Belediye önemli misafirlerini ağırlayabileceği konukevi Ferhatpaşa Sokak ile doğrudan ilişki kuracağı alanın güneyine konumlandırılmıştır. Avludan da giriş yapılabilecek olan konukevine sokak üzerinden de protokol giriş tanımlanmıştır.
Yaşlı gündüz bakımevi olarak proje alanın korunaklı, avlu ile çok güçlü bir ilişki kurabileceği konum belirlenmiştir. Bakımevi yönetmelikler gereği korunaklı bir alanda yer alması istenmektedir. Ayrıca bakımevinin avludan hariç kendi özel avlusu olması tasarlanmıştır.
Proje alanında bütün bu yapıları bir araya getiren bir de saçak vardır. Bu saçak metafor olarak farklı bir insanı bir araya getiren kavram olarak düşünülmüştür. Çünkü yaşlıların en önemli sorunlarından biri başka insanlarla etkileşime geçmemeleridir. Bu durumda onları yalnızlaştırarak hayattan keyif almalarının önüne geçerek onları hastalıklarıyla baş başa bırakmaktadır. Bu saçak bu yapıları birleştirirken aynı zamanda insanları da birleştirmektedir. Saçak ile oluşan avlu da ise insanlar birbirleriyle etkileşime geçebilecekleri bir alandır. Aynı zamanda bu avlu kentin önemli bir yeşil alan parçası haline gelecektir. Proje alanın peyzajında farklı noktalarda etkinlik alanları, gösteri alanı, su öğeleri ve alle tasarlanarak her kullanıcının keyif alacağı bir peyzaj kurgusu amaçlanmıştır.

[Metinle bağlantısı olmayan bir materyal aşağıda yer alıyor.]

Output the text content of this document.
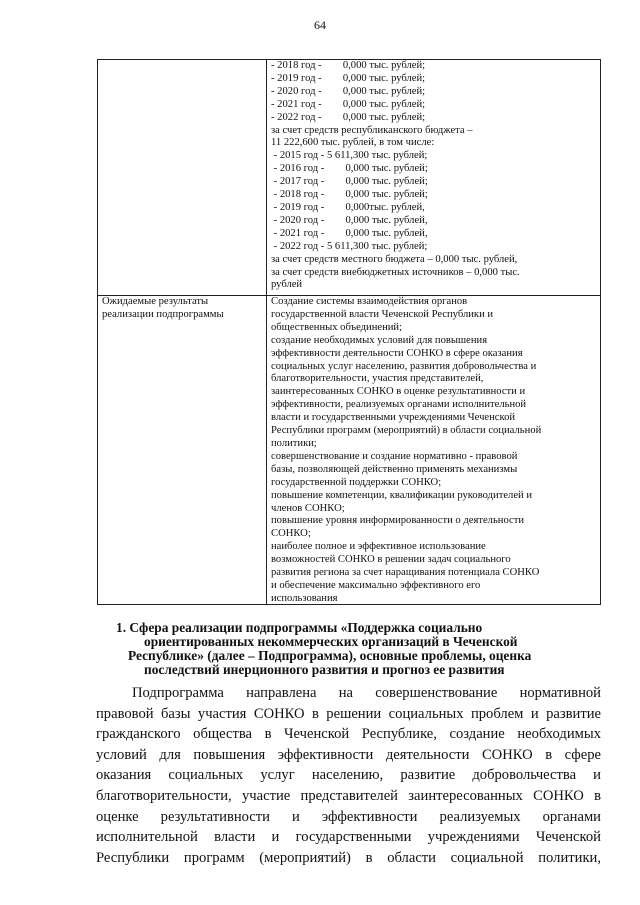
64
- 2018 год -        0,000 тыс. рублей;
- 2019 год -        0,000 тыс. рублей;
- 2020 год -        0,000 тыс. рублей;
- 2021 год -        0,000 тыс. рублей;
- 2022 год -        0,000 тыс. рублей;
за счет средств республиканского бюджета –
11 222,600 тыс. рублей, в том числе:
- 2015 год - 5 611,300 тыс. рублей;
- 2016 год -        0,000 тыс. рублей;
- 2017 год -        0,000 тыс. рублей;
- 2018 год -        0,000 тыс. рублей;
- 2019 год -        0,000тыс. рублей,
- 2020 год -        0,000 тыс. рублей,
- 2021 год -        0,000 тыс. рублей,
- 2022 год - 5 611,300 тыс. рублей;
за счет средств местного бюджета – 0,000 тыс. рублей,
за счет средств внебюджетных источников – 0,000 тыс.
рублей
Ожидаемые результаты
реализации подпрограммы
Создание системы взаимодействия органов
государственной власти Чеченской Республики и
общественных объединений;
создание необходимых условий для повышения
эффективности деятельности СОНКО в сфере оказания
социальных услуг населению, развития добровольчества и
благотворительности, участия представителей,
заинтересованных СОНКО в оценке результативности и
эффективности, реализуемых органами исполнительной
власти и государственными учреждениями Чеченской
Республики программ (мероприятий) в области социальной
политики;
совершенствование и создание нормативно - правовой
базы, позволяющей действенно применять механизмы
государственной поддержки СОНКО;
повышение компетенции, квалификации руководителей и
членов СОНКО;
повышение уровня информированности о деятельности
СОНКО;
наиболее полное и эффективное использование
возможностей СОНКО в решении задач социального
развития региона за счет наращивания потенциала СОНКО
и обеспечение максимально эффективного его
использования
1. Сфера реализации подпрограммы «Поддержка социально
ориентированных некоммерческих организаций в Чеченской
Республике» (далее – Подпрограмма), основные проблемы, оценка
последствий инерционного развития и прогноз ее развития
Подпрограмма направлена на совершенствование нормативной
правовой базы участия СОНКО в решении социальных проблем и развитие
гражданского общества в Чеченской Республике, создание необходимых
условий для повышения эффективности деятельности СОНКО в сфере
оказания социальных услуг населению, развитие добровольчества и
благотворительности, участие представителей заинтересованных СОНКО в
оценке результативности и эффективности реализуемых органами
исполнительной власти и государственными учреждениями Чеченской
Республики программ (мероприятий) в области социальной политики,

Lüleburgaz Yıldızları Yaşam Merkezi, ana işlevi olan yaşlı gündüz bakımevinin yanında birçok farklı işlevi içinde barındırmaktadır. ‘Bakımevi’ kavramı zihinlerimizde, belirli sınırlar(duvarlar) içinde çevre ile ilişki kurmayan yapı olarak canlanmaktadır. Genel literatürde de yeniden ele alınması gereken bu yapılar, yaşlılarımızı belirli sınırlar içine hapsetmektedir. Bu yapılan tasarım, bu sınırları(duvarları) kaldırarak yaşlıların çevreyle ve her yaş grubundan insanlarla etkileşime geçebileceği bir proje olarak düşünülmüştür.
Yönetmelikler gereğince bakımevlerinde olması gereken doktor, diyetisyen, psikolog, revir gibi uzmanların yer aldığı odalar zemin katta yer almaktadır. Ayrıca bu katta etkinlik odaları bulunmaktadır. Bakımevinin 2. Katında ise atölye odaları ve ortak kullanım alanı yer almaktadır. Bakımevinin bodrum katı ile birlikte her iki katın toplamda alanı 1.198 m’dir. Konukevi de toplam 18 odadan oluşmaktadır. Konukevinin zemin katında bu tarz işletmelerin gerektirdiği yönetici odaları, toplantı odası, seminer odası yer almaktadır. Bodrum katıyla birlikte 4 kattan oluşan yapı 1.428 m² alan kaplamaktadır. Bu ana birimleri yaşam merkezinde destekleyen bu alanı kentlinin kullanımına açan da kütüphane, medyatek, çok amaçlı salon, restaurant, kafe ve satış birimleri yer almaktadır. Ayrıca proje alanında belirli noktalarda açık hava etkinlik alanları yer almaktadır. Proje alanındaki yeşil alan miktarı da 2.827 m²’den 3.261 m²’ye çıkmıştır.